Iwan pun memberikan studi perbandingan dengan menilik para calon guru di Singapura dan Finlandia. Ternyata parameter penting bagi calon guru adalah orientasinya kepada peserta didik.

“Kalau kita lihat di negara-negara yang pendidikannya bagus, guru-gurunya hebat, seperti misalnya yang sering saya kutip tuh Singapura dan Finlandia. Orientasi gurunya atau cara dia mulai dari awal untuk melatih calon-calon guru berorientasi pada murid itu sangat dalam sekali,” jelas Iwan.

“Bukan yang terpandai saja, otomatis jadi guru, seperti yang mungkin sering dipikirkan. Kayak di Finlandia dan Singapura yang menjadi guru adalah yang terbaik, yang nilainya paling bagus gitu, ternyata enggak juga,” sambungnya.

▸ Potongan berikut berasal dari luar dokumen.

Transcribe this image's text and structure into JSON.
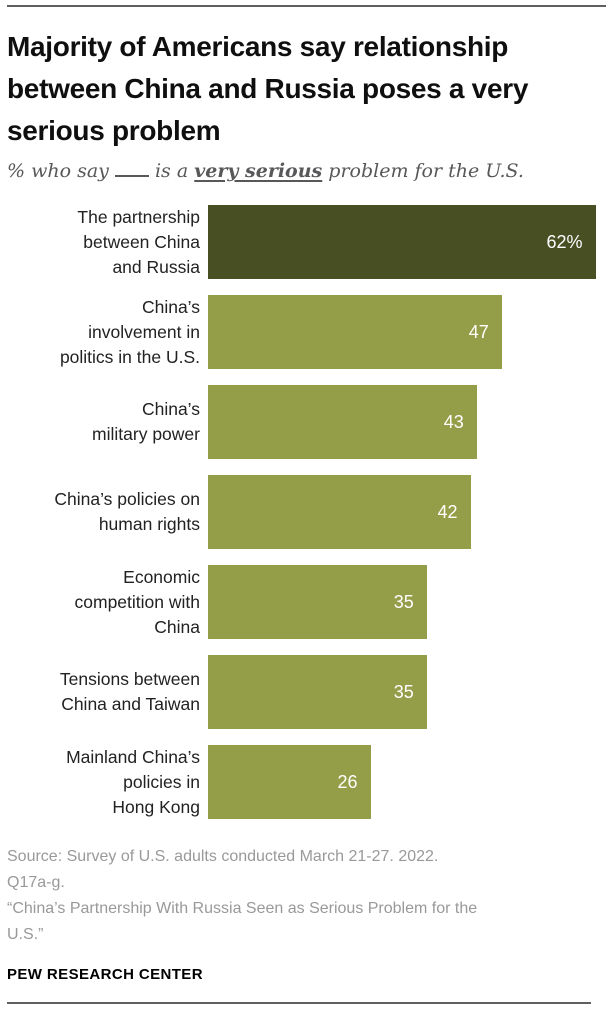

Iwan Syahril pun mengungkap data kemampuan kognitif para calon guru di negara Finlandia.

“Ada pernah sebuah penelitian profesor dari Finlandia membuka data yang diterima menjadi mahasiswa di fakultas keguruan yang menjadi calon guru itu, siapa nih, dilihat dari tesnya. Ternyata dari tes yang untuk kognitif, kurvanya kurva normal. Yang the best and the brightest itu cuma 24%. Yang 50% rata-rata, malah ada yang agak ke kiri gitu, maksudnya yang performanya, tesnya tidak begitu bagus,” rinci Dirjen GTK Kemendikbud, Iwan Syahril.

Iwan menegaskan bahwa fondasi awal bagi guru ke depannya adalah orientasi kepada murid.

“Pertanyaannya bukannya kita memilih anak terpandai untuk jadi guru? Ternyata apa yang dilihat adalah values. Salah satu values adalah orientasi kepada murid. Kalau guru sudah kuat pada values-nya nilai orientasi kepada murid,  ini walaupun secara kognitif dia tidak terlalu bagus atau apa, itu nanti bakal catch up sendiri, akan mengikuti sendiri, akan berlangsung dengan baik. Justru kalau nanti gurunya pintar bagaimana pun, dia tidak punya values untuk layanan kepada murid, justru tidak akan terlalu banyak berdampak,” ujar Iwan Syahril.

“Jadi orientasi ini akan menjadi sangat penting, baik di sistem pendidikan negara lain, kita akan menerapkan itu di kita juga. Ini penting, ini kunci fondasi awal,” tambah Dirjen GTK Kemendikbud, Iwan Syahril.